In Focus: Chase, Citi Opposing Push for Quick Passage Of Financial

The country's two largest banking companies are trying to stop financial reform legislation from passing the House this year.

Officials at Chase Manhattan Corp. and Citicorp have told lawmakers in recent weeks that last-ditch efforts by House Republican leaders to pass the legislation can only hurt banks.

The industry is once again sending mixed signals to Congress as the American Bankers Association and most other big banks are trying to help lawmakers rewrite the bill.

"We are not going to argue with lawmakers to slow down," said Edward L. Yingling, ABA's lead lobbyist. "Congressional leaders must keep the pressure up, or every issue they deal with will slide away. We must maintain a good-faith effort to get a bill the industry can accept."

Chase lobbyist L. Thomas Block predicted the industry would regret the good will effort. "We would rather have a good bill than a quick bill," he said in an interview.

But a quick bill is what GOP leaders want.

Last week House Republican Conference Chairman John Boehner said he will meet with the chairmen of the House Banking and Commerce committees Oct. 9 to work out a deal. They hope to bring legislation to the floor before Congress adjourns Nov. 7.

Joining Chase and Citicorp in the opposition are KeyCorp, and Barnett Banks Inc., a longtime foe of reform efforts.

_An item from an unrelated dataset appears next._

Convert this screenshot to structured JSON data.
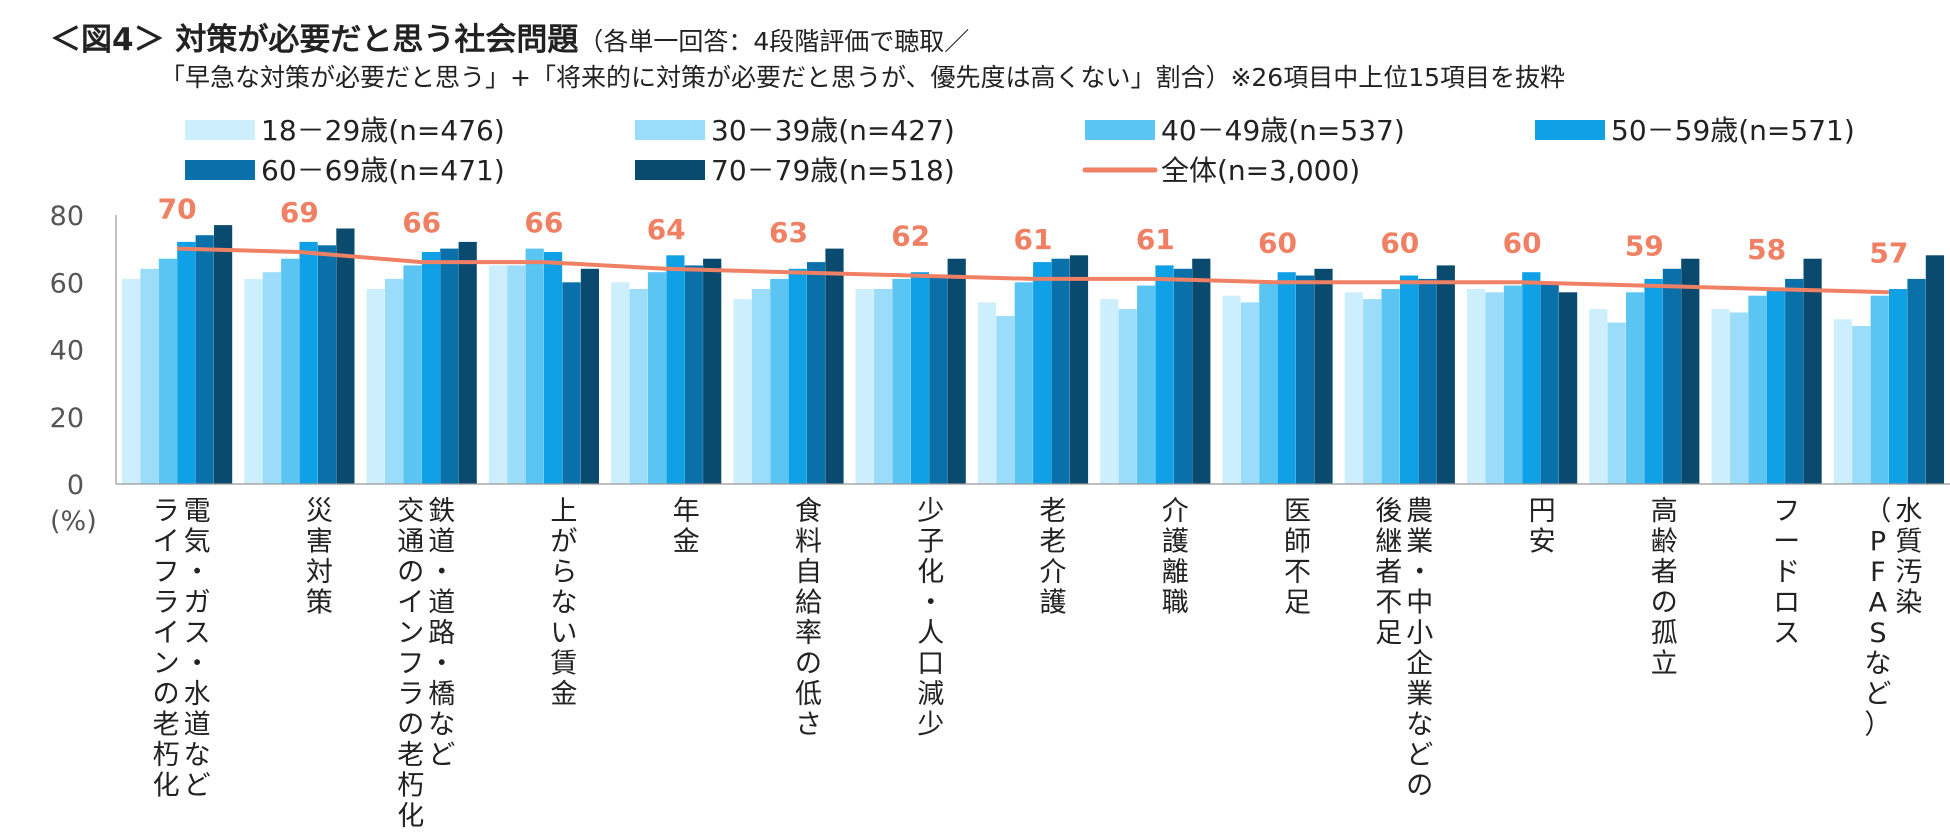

Specifically, Chase and Citicorp argue that both versions of the legislation would allow insurance regulators to restrict banks' ability to offer future evolutions of derivatives and other existing products.

Chase's Mr. Block, in an internal memo to his company's executives, argued that most lawmakers do not recognize that new bank products increasingly resemble the offerings of insurance and securities firms. "Congress continues to look at banking matters with a 1933 viewpoint," he wrote.

Mr. Block also complained that the Commerce Committee's plan forbids banks to acquire nonfinancial businesses but allows other financial firms to keep their existing commercial subsidiaries when they buy a bank.

Also, securities and insurance companies would be permitted to launch uninsured wholesale financial institutions without being regulated by the Federal Reserve Board, he said. Wholesale institutions owned by banks, however, would be regulated by the Fed.

"The provisions put existing bank holding companies at a significant competitive disadvantage," he wrote.

Citicorp lobbyist Stephen A. Hopkins added to those complaints in a Sept. 23 letter to House Commerce Committee Chairman Thomas Bliley.

For starters, Citicorp is dead-set against plans to eliminate the thrift charter as envisioned by both committee proposals. Citicorp has used its thrift charter to establish a nationwide consumer banking operation with $14 billion of assets.

The thrift charter, Mr. Hopkins said, is the best vehicle for providing "inexpensive and accessible multistate consumer lending."

Mr. Hopkins also criticized the Commerce Committee proposal because it would limit the operations of bank subsidiaries to the activities a bank is already permitted to conduct. That would roll back the Comptroller of the Currency's decision to expand bank operating subsidiary activities. Banks, he said, would be robbed of their "most important franchise improvement."